Everyone needs proper sleep, and even children know this. A person spends a third of his life in sleep. Chronic lack of night rest provokes ailments, irritability and even illness. A reasonable question that arises is “why do you need to sleep and why does a person need such a long sleep time?” New research released last year attempts to answer this question and describes brain activity that was not previously known and studied. In addition, sleep is also regulated by hormones, the deficiency or excess of which negatively affects the quality of rest.
Sleep time: before and now
The influence of civilization is visible in many areas of human life, it also affects his sleep. According to the latest Gallup poll in 2013, almost 40% of Americans are sleep deprived, and 70 million people have a sleep disorder diagnosed and in need of treatment. Today, the average sleep time at night for adults is 6.8 hours, while in the 1940s it was 8 hours. In 1952, 89% of the adult population had adequate sleep. Currently, only 59% of adults have adequate sleep on a consistent basis. This means that almost one in two people does not get adequate or quality sleep on an almost daily basis.
What diseases can be caused by lack of sleep?
Chances are, almost everyone has been in the category of bad sleepers at some point in their lives. Many people know the state when you need to get up early in the morning without getting enough sleep, or due to the fact that sleep was intermittent during the night. At best, many feel disorganized and lethargic, a little angry. For many with occasional sleep deprivation, coffee or breakfast helps to cheer up. But it is possible that many symptoms or problems arise, ranging from irritability, learning difficulties, poor memory, inadequate decision-making, absent-mindedness, to more severe disturbances in well-being and even provoking illness.
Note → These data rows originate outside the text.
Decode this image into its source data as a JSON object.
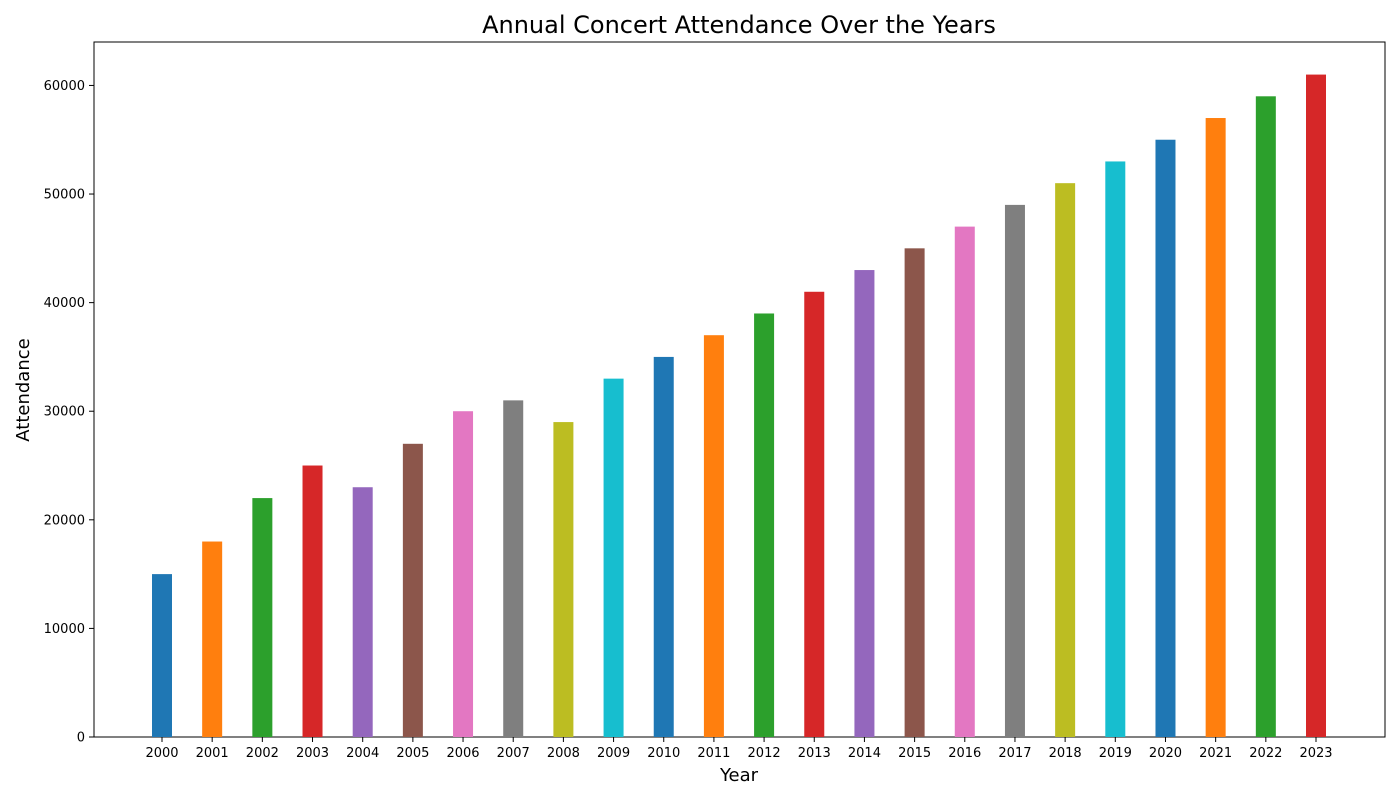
{
  "chart_data": {
    "type": "bar",
    "title": "Annual Concert Attendance Over the Years",
    "xlabel": "Year",
    "ylabel": "Attendance",
    "categories": [
      "2000",
      "2001",
      "2002",
      "2003",
      "2004",
      "2005",
      "2006",
      "2007",
      "2008",
      "2009",
      "2010",
      "2011",
      "2012",
      "2013",
      "2014",
      "2015",
      "2016",
      "2017",
      "2018",
      "2019",
      "2020",
      "2021",
      "2022",
      "2023"
    ],
    "values": [
      15000,
      18000,
      22000,
      25000,
      23000,
      27000,
      30000,
      31000,
      29000,
      33000,
      35000,
      37000,
      39000,
      41000,
      43000,
      45000,
      47000,
      49000,
      51000,
      53000,
      55000,
      57000,
      59000,
      61000
    ],
    "colors": [
      "#1f77b4",
      "#ff7f0e",
      "#2ca02c",
      "#d62728",
      "#9467bd",
      "#8c564b",
      "#e377c2",
      "#7f7f7f",
      "#bcbd22",
      "#17becf",
      "#1f77b4",
      "#ff7f0e",
      "#2ca02c",
      "#d62728",
      "#9467bd",
      "#8c564b",
      "#e377c2",
      "#7f7f7f",
      "#bcbd22",
      "#17becf",
      "#1f77b4",
      "#ff7f0e",
      "#2ca02c",
      "#d62728"
    ],
    "ylim": [
      0,
      64000
    ],
    "yticks": [
      "0",
      "10000",
      "20000",
      "30000",
      "40000",
      "50000",
      "60000"
    ],
    "grid": false,
    "legend": false
  }
}
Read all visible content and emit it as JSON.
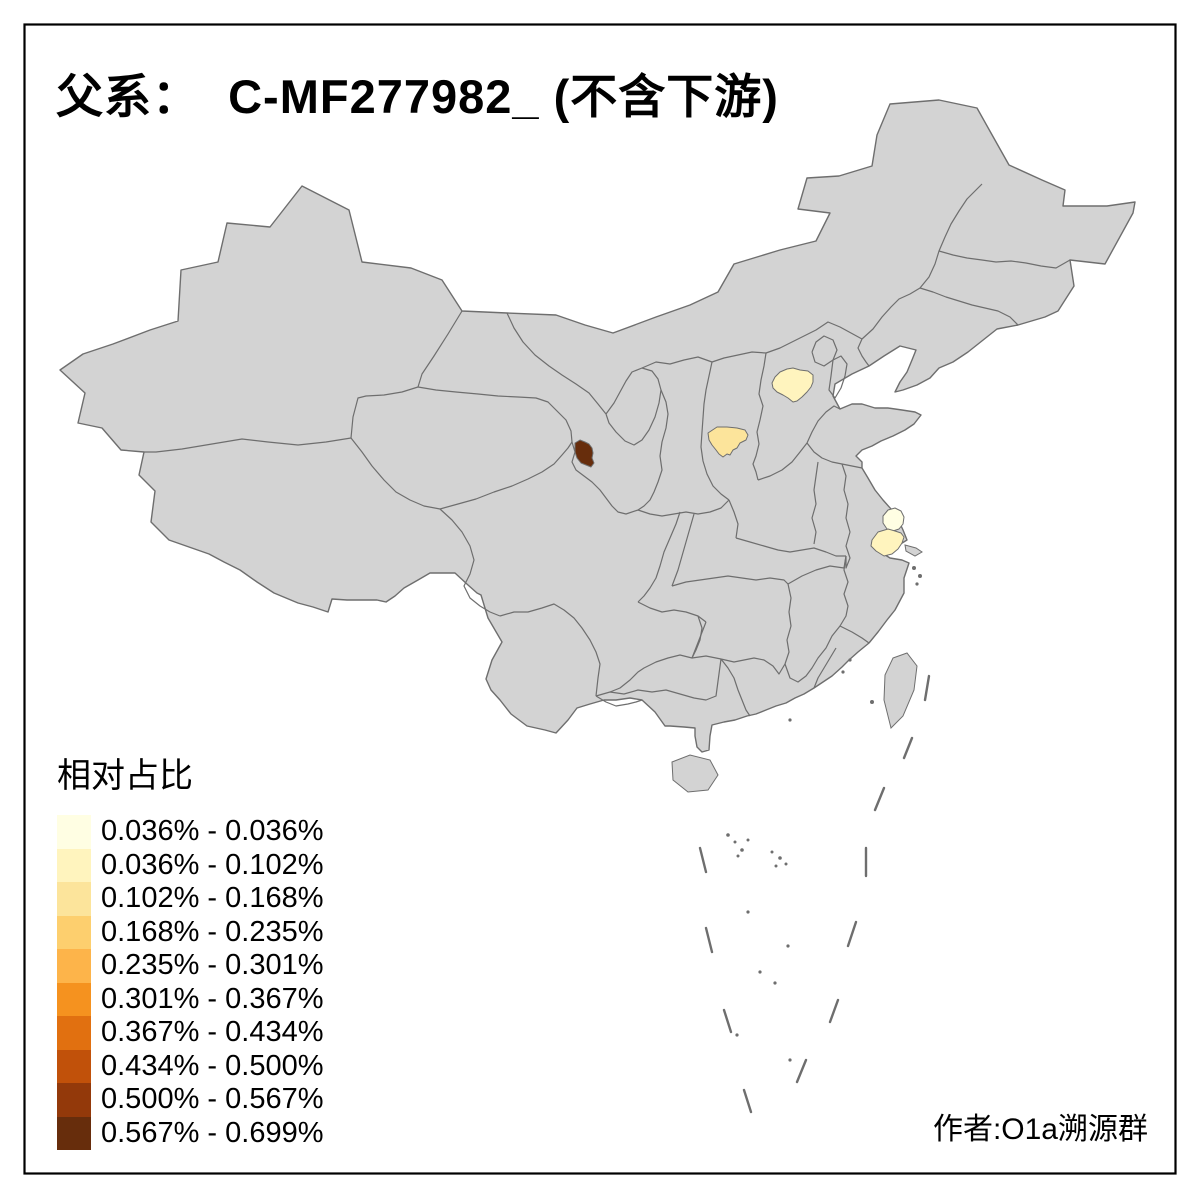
{
  "title": "父系：  C-MF277982_ (不含下游)",
  "attribution": "作者:O1a溯源群",
  "legend": {
    "title": "相对占比",
    "items": [
      {
        "label": "0.036% - 0.036%",
        "color": "#FFFEE3"
      },
      {
        "label": "0.036% - 0.102%",
        "color": "#FFF4BE"
      },
      {
        "label": "0.102% - 0.168%",
        "color": "#FCE49B"
      },
      {
        "label": "0.168% - 0.235%",
        "color": "#FDCF6E"
      },
      {
        "label": "0.235% - 0.301%",
        "color": "#FDB44A"
      },
      {
        "label": "0.301% - 0.367%",
        "color": "#F5921F"
      },
      {
        "label": "0.367% - 0.434%",
        "color": "#E17010"
      },
      {
        "label": "0.434% - 0.500%",
        "color": "#C1510A"
      },
      {
        "label": "0.500% - 0.567%",
        "color": "#93390A"
      },
      {
        "label": "0.567% - 0.699%",
        "color": "#672D0C"
      }
    ]
  },
  "map": {
    "land_color": "#D3D3D3",
    "border_color": "#6E6E6E",
    "background_color": "#FFFFFF",
    "frame_color": "#000000",
    "highlighted_regions": [
      {
        "id": "map-region-1",
        "legend_bin_index": 9
      },
      {
        "id": "map-region-2",
        "legend_bin_index": 2
      },
      {
        "id": "map-region-3",
        "legend_bin_index": 1
      },
      {
        "id": "map-region-4",
        "legend_bin_index": 0
      },
      {
        "id": "map-region-5",
        "legend_bin_index": 1
      }
    ]
  },
  "chart_data": {
    "type": "choropleth-map",
    "title": "父系：  C-MF277982_ (不含下游)",
    "legend_title": "相对占比",
    "bins": [
      "0.036% - 0.036%",
      "0.036% - 0.102%",
      "0.102% - 0.168%",
      "0.168% - 0.235%",
      "0.235% - 0.301%",
      "0.301% - 0.367%",
      "0.367% - 0.434%",
      "0.434% - 0.500%",
      "0.500% - 0.567%",
      "0.567% - 0.699%"
    ],
    "highlighted_region_bins": [
      "0.567% - 0.699%",
      "0.102% - 0.168%",
      "0.036% - 0.102%",
      "0.036% - 0.036%",
      "0.036% - 0.102%"
    ]
  }
}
Chronic sleep disorders provoke headaches and migraines, constant weakness and lethargy, problems with blood pressure, obesity. Such people often have colds and flu due to a weakened immune system, cardiovascular diseases, and an increase in nocturnal urination is typical. Inflammatory bowel disease, diabetes, cancer, dementia, depression, hormonal imbalance and other problems can be provoked.
The main problem is that if a person does not get enough sleep, it affects every process of the body at one level or another, tissue repair is inefficient.
Features of the brain: a system for removing “garbage”
The brain has a unique “debris removal” system separate from the rest of the body. It includes the cerebrospinal fluid of a specific composition that surrounds the brain and spinal cord. It does not interact with the lymphatic or circulatory system outside of its region (within the blood-brain barrier). Researchers, through animal experiments, have identified specific pathways in the brain that are involved in the “junk removal” process. They are part of the glymphatic system, which includes a system of glial cells and lymphatic capillaries that form the unique “lymphatic system” of the brain.
Why does the brain need sleep?
This formation works like a sewerage system in the brain to remove waste products. Sleep stimulates the glymphatic system, activating a newly discovered mechanism that is unique in its own way. During sleep, neurons contract by about 60%, and channels throughout the brain and between cells enlarge and fill with cerebrospinal fluid. Surrounding glial cells activate their pumping systems, push cerebrospinal fluid through these additional spaces, and flush out the resulting metabolites. This waste fluid is eventually excreted outside the brain and spine into the vascular circulation and some of it into the lymphatic system, mixing with the rest of the body’s waste materials.
When a person is awake, these pathways close and the cerebrospinal fluid returns to its original homeostatic function. It surrounds the surface of the brain and spinal cord, providing protection against dehydration, and is involved in the metabolism of the central nervous system. During wakefulness, the cleaning process occurs only within 5% of its performance compared to sleep. This process is so energy-intensive that it can only fully work when deep sleep sets in.
Genes and impaired hormone synthesis
Other studies show that sleep deprivation has serious consequences for many other aspects of life and health, some of which have not yet been studied. For example, a 2013 study found that insufficient sleep and disrupted circadian rhythms cause more than 700 genes to be turned on or off incorrectly. These gene signals have been associated with circadian rhythm mechanisms, sleep homeostasis, oxidative stress, and metabolism. Lack of adequate quality sleep leads to RNA/DNA modification, gene polymorphism, changes in basic metabolic function, inflammation, immune imbalance, and higher levels of stress responses.
Sleep deprivation is also known to cause changes in the synthesis of several hormones. For example, it leads to an increase in the synthesis of insulin and a decrease in the sensitivity of cells to it, a decrease in the level of growth hormone. Other hormones also suffer — cortisol levels increase, the amount of prolactin and leptin, DHEA decreases. Sleep deficiency significantly affects thyroid hormones — the synthesis of TSH and free T4 is disrupted depending on the duration of sleep disturbances, and testosterone is reduced by as much as 70%.
A necessary component for brain recovery, BDNF (brain-derived neurotrophic factor), is also reduced by 33% with sleep deprivation and excessive activity without rest. This negatively affects how these hormones are used, leading to an increase in inflammatory markers such as C‑reactive protein and inflammatory cytokines. The consequences of these changes are very serious.